Lecanemab moderately slows decline in early AD, associated with AEs

Lecanemab reduces brain amyloid burden and offers moderate slowing of cognitive decline in early Alzheimer’s disease (AD), but is associated with adverse events (AEs), according to the results of the phase III, double-blind, placebo-controlled CLARITY AD trial, presented at the 15^th Clinical Trials on Alzheimer’s Disease (CTAD 2022) conference.

CLARITY AD enrolled 1,795 participants with mild cognitive impairment (MCI) due to AD or mild Alzheimer’s dementia with confirmed amyloid pathology (age range, 50–90 years; female, 52.3 percent; Asian, 16.9 percent), who were randomized 1:1 to receive intravenous lecanemab (10 mg/kg every 2 weeks) or placebo. The primary end point was change from baseline at 18 months in Clinical Dementia Rating–Sum of Boxes score (CDR-SB; range, 0–18, with higher scores indicating greater impairment). The mean CDR-SB score at baseline was approximately 3.2 in both groups. [N Engl J Med 2022;doi:10.1056/NEJMoa2212948]
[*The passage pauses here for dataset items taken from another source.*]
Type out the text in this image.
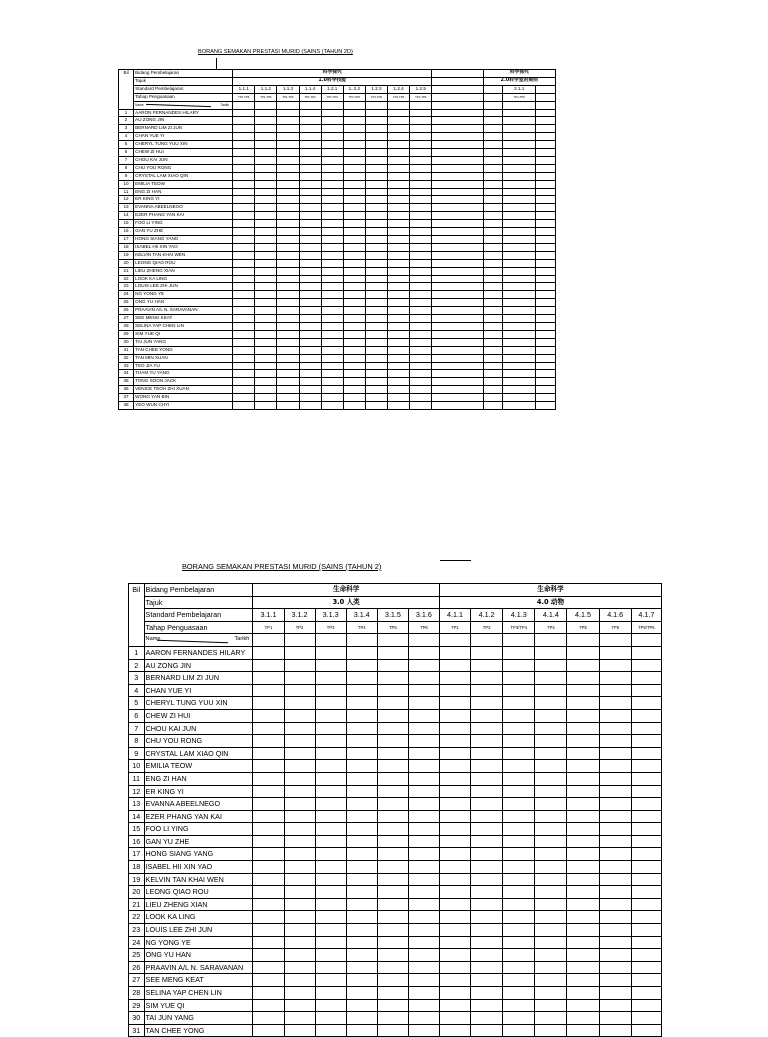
BORANG SEMAKAN PRESTASI MURID (SAINS (TAHUN 2D)
Bil	Bidang Pembelajaran	科学探究										科学探究		
	Tajuk	1.0科学技能										2.0科学室的规则		
	Standard Pembelajaran	1.1.1	1.1.2	1.1.3	1.1.4	1.2.1	1..2.2	1.2.3	1.2.4	1.2.5			2.1.1	
	Tahap Penguasaan	TP1-TP6	TP1-TP6	TP1-TP6	TP1-TP6	TP1-TP6	TP1-TP6	TP1-TP6	TP1-TP6	TP1-TP6			TP1-TP6	

	Name Tarikh													

1	AARON FERNANDES HILARY													
2	AU ZONG JIN													
3	BERNARD LIM ZI JUN													
4	CHAN YUE YI													
5	CHERYL TUNG YUU XIN													
6	CHEW ZI HUI													
7	CHOU KAI JUN													
8	CHU YOU RONG													
9	CRYSTAL LAM XIAO QIN													
10	EMILIA TEOW													
11	ENG ZI HAN													
12	ER KING YI													
13	EVANNA ABEELNEGO													
14	EZER PHANG YAN KAI													
15	FOO LI YING													
16	GAN YU ZHE													
17	HONG SIANG YANG													
18	ISABEL HII XIN YAO													
19	KELVIN TAN KHAI WEN													
20	LEONG QIAO ROU													
21	LIEU ZHENG XIAN													
22	LOOK KA LING													
23	LOUIS LEE ZHI JUN													
24	NG YONG YE													
25	ONG YU HAN													
26	PRAAVIN A/L N. SARAVANAN													
27	SEE MENG KEAT													
28	SELINA YAP CHEN LIN													
29	SIM YUE QI													
30	TAI JUN YANG													
31	TAN CHEE YONG													
32	TAN MIN XUAN													
33	TEO JIA YU													
34	THAM YU YANG													
35	TONG SOON JACK													
36	VENICE TEOH ZHI XUAN													
37	WONG YAN BIN													
38	YEO WUN CHYI													
BORANG SEMAKAN PRESTASI MURID (SAINS (TAHUN 2)
Bil	Bidang Pembelajaran	生命科学						生命科学						
	Tajuk	3.0 人类						4.0 动物						
	Standard Pembelajaran	3.1.1	3.1.2	3.1.3	3.1.4	3.1.5	3.1.6	4.1.1	4.1.2	4.1.3	4.1.4	4.1.5	4.1.6	4.1.7
	Tahap Penguasaan	TP1	TP2	TP3	TP4	TP5	TP6	TP1	TP2	TP3/TP4	TP4	TP5	TP5	TP5/TP6

	Name Tarikh													

1	AARON FERNANDES HILARY													
2	AU ZONG JIN													
3	BERNARD LIM ZI JUN													
4	CHAN YUE YI													
5	CHERYL TUNG YUU XIN													
6	CHEW ZI HUI													
7	CHOU KAI JUN													
8	CHU YOU RONG													
9	CRYSTAL LAM XIAO QIN													
10	EMILIA TEOW													
11	ENG ZI HAN													
12	ER KING YI													
13	EVANNA ABEELNEGO													
14	EZER PHANG YAN KAI													
15	FOO LI YING													
16	GAN YU ZHE													
17	HONG SIANG YANG													
18	ISABEL HII XIN YAO													
19	KELVIN TAN KHAI WEN													
20	LEONG QIAO ROU													
21	LIEU ZHENG XIAN													
22	LOOK KA LING													
23	LOUIS LEE ZHI JUN													
24	NG YONG YE													
25	ONG YU HAN													
26	PRAAVIN A/L N. SARAVANAN													
27	SEE MENG KEAT													
28	SELINA YAP CHEN LIN													
29	SIM YUE QI													
30	TAI JUN YANG													
31	TAN CHEE YONG													
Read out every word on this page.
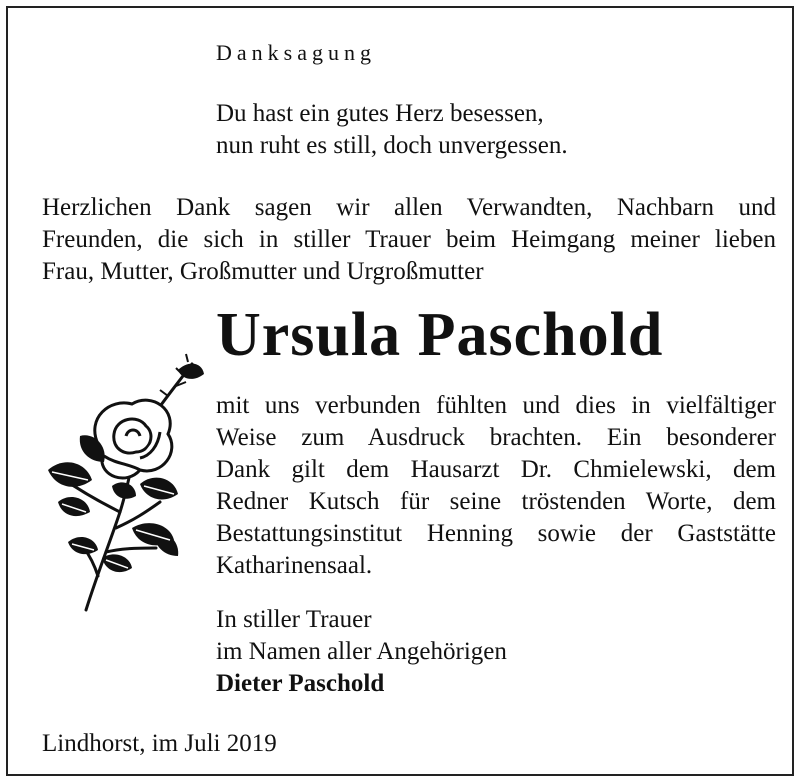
Danksagung

Du hast ein gutes Herz besessen,
nun ruht es still, doch unvergessen.
Herzlichen Dank sagen wir allen Verwandten, Nachbarn und
Freunden, die sich in stiller Trauer beim Heimgang meiner lieben
Frau, Mutter, Großmutter und Urgroßmutter

Ursula Paschold

mit uns verbunden fühlten und dies in vielfältiger
Weise zum Ausdruck brachten. Ein besonderer
Dank gilt dem Hausarzt Dr. Chmielewski, dem
Redner Kutsch für seine tröstenden Worte, dem
Bestattungsinstitut Henning sowie der Gaststätte
Katharinensaal.
In stiller Trauer
im Namen aller Angehörigen
Dieter Paschold

Lindhorst, im Juli 2019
At 18 months, the adjusted least-squares mean change from baseline was 1.21 with lecanemab vs1.66 with placebo (difference, -0.45; 95 percent confidence interval [CI], -0.67 to -0.23; p<0.001). “Lecanemab significantly slowed disease progression by 27 percent on CDR-SB at 18 months and at all time points beginning at 6 months,” commented study presenter, Prof Christopher van Dyck of Yale School of Medicine, New Haven, Connecticut, US.

Lecanemab also produced statistically significant results in the key secondary endpoints of change in amyloid burden on PET, the score on the 14-item cognitive subscale of the Alzheimer’s Disease Assessment Scale, the Alzheimer’s Disease Composite Score, and the score on the Alzheimer’s Disease Cooperative Study–Activities of Daily Living Scale for Mild Cognitive Impairment. The results were consistent across a broad range of subgroups, including AproE4 genotype, age, sex, and race.

A substudy involving 698 participants found greater reductions in brain amyloid burden with lecanemab vs placebo (difference, −59.1 Centiloids; 95 percent CI, −62.6 to −55.6; p<0.00001). “Lecanemab significantly reduced fibrillar amyloid burden at all time points beginning at 3 months. After 18 months of treatment in the amyloid PET substudy, the average amyloid level was 23 Centiloids in the lecanemab group, which is below the amyloid positivity threshold of approximately 30 Centiloids above which participants are considered to have elevated brain amyloid,” reported van Dyck.

Treatment-emergent AEs (TEAEs) occurred in 88.9 percent of main study participants on lecanemab and 81.9 percent of those on placebo, while serious AEs occurred in 14.0 percent and 11.3 percent of participants, respectively. TEAEs led to drug withdrawal in 6.9 percent of lecanemab recipients vs 2.9 percent of placebo recipients.

The most common AEs were infusion-related reactions, which were reported in 26.4 percent of lecanemab vs 7.4 percent of placebo recipients. Most infusion-related reactions were mild-to-moderate (grade 1–2, 96 percent) and occurred with the first dose (75 percent), with most study participants (65 percent) experiencing only one infusion-related reaction.

Amyloid-related imaging abnormalities–oedema (ARIA-E) occurred in 12.6 percent of lecanemab vs 1.7 percent of placebo recipients. In the 2.8 percent of participants with symptomatic ARIA-E in the lecanemab group, the most common symptoms were headache, visual disturbance and confusion. No symptomatic ARIA-E events were reported in the placebo group.

The rate of amyloid-related imaging abnormalities with hemosiderin deposits (ARIA-H, including cerebral microhaemorrhages, cerebral macrohaemorrhages, and superficial siderosis) was 17.3 percent in the lecanemab group and 9.0 percent in the placebo group, while symptomatic ARIA-H occurred in 0.7 percent and 0.2 percent of participants, respectively.